Generic Attacks against Beyond-Birthday-Bound MACs

Gaëtan Leurent, Mridul Nandi, and Ferdinand Sibleyras

Abstract

In this work, we study the security of several recent MAC constructions with provable security beyond the birthday bound. We consider block-cipher based constructions with a double-block internal state, such as SUM-ECBC, PMAC+, 3kf9, GCM-SIV2, and some variants (LightMAC+, 1kPMAC+). All these MACs have a security proof up to $2^{2n/3}$ queries, but there are no known attacks with less than $2^{n}$ queries. We describe a new cryptanalysis technique for double-block MACs based on finding quadruples of messages with four pairwise collisions in halves of the state.
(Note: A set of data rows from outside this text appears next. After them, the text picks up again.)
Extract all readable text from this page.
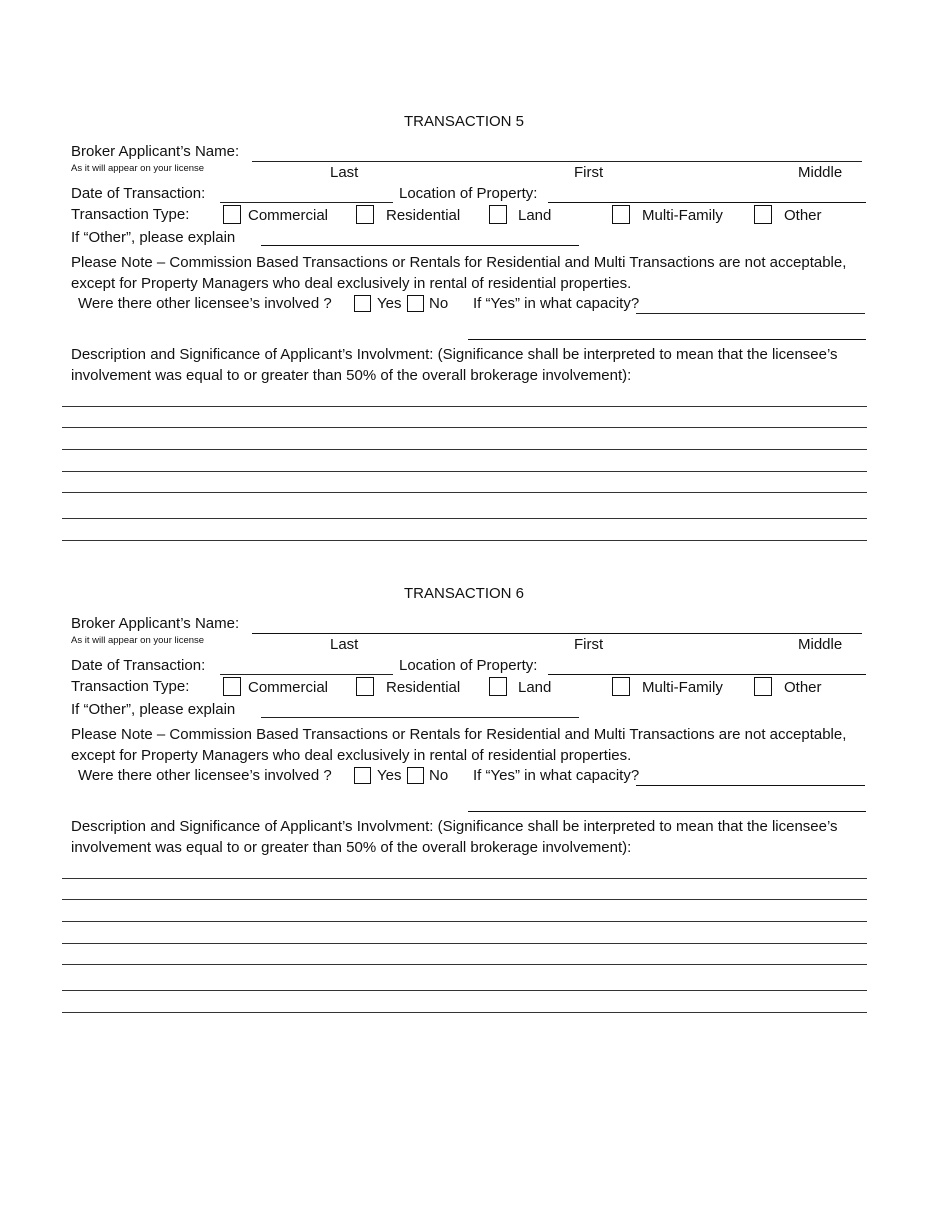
TRANSACTION 5
Broker Applicant’s Name:
As it will appear on your license	Last	First	Middle
Date of Transaction:	Location of Property:
Transaction Type:	Commercial	Residential	Land	Multi-Family	Other
If “Other”, please explain
Please Note – Commission Based Transactions or Rentals for Residential and Multi Transactions are not acceptable, except for Property Managers who deal exclusively in rental of residential properties.
Were there other licensee’s involved ?	Yes No If “Yes” in what capacity?
Description and Significance of Applicant’s Involvment: (Significance shall be interpreted to mean that the licensee’s involvement was equal to or greater than 50% of the overall brokerage involvement):
TRANSACTION 6
Broker Applicant’s Name:
As it will appear on your license	Last	First	Middle
Date of Transaction:	Location of Property:
Transaction Type:	Commercial	Residential	Land	Multi-Family	Other
If “Other”, please explain
Please Note – Commission Based Transactions or Rentals for Residential and Multi Transactions are not acceptable, except for Property Managers who deal exclusively in rental of residential properties.
Were there other licensee’s involved ?	Yes No If “Yes” in what capacity?
Description and Significance of Applicant’s Involvment: (Significance shall be interpreted to mean that the licensee’s involvement was equal to or greater than 50% of the overall brokerage involvement):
We show how to detect such quadruples in SUM-ECBC, PMAC+, 3kf9, GCM-SIV2 and their variants with $\mathcal{O}(2^{3n/4})$ queries, and how to build a forgery attack with the same query complexity. The time complexity of these attacks is above $2^n$, but it shows that the schemes do not reach full security in the information theoretic model. Surprisingly, our attack on LightMAC+ also invalidates a recent security proof by Naito. Moreover, we give a variant of the attack against SUM-ECBC and GCM-SIV2 with time and data complexity $\tilde{\mathcal{O}}(2^{6n/7})$. As far as we know, this is the first attack with complexity below $2^n$ against a deterministic beyond-birthday-bound secure MAC. As a side result, we also give a birthday attack against 1kf9, a single-key variant of 3kf9 that was withdrawn due to issues with the proof.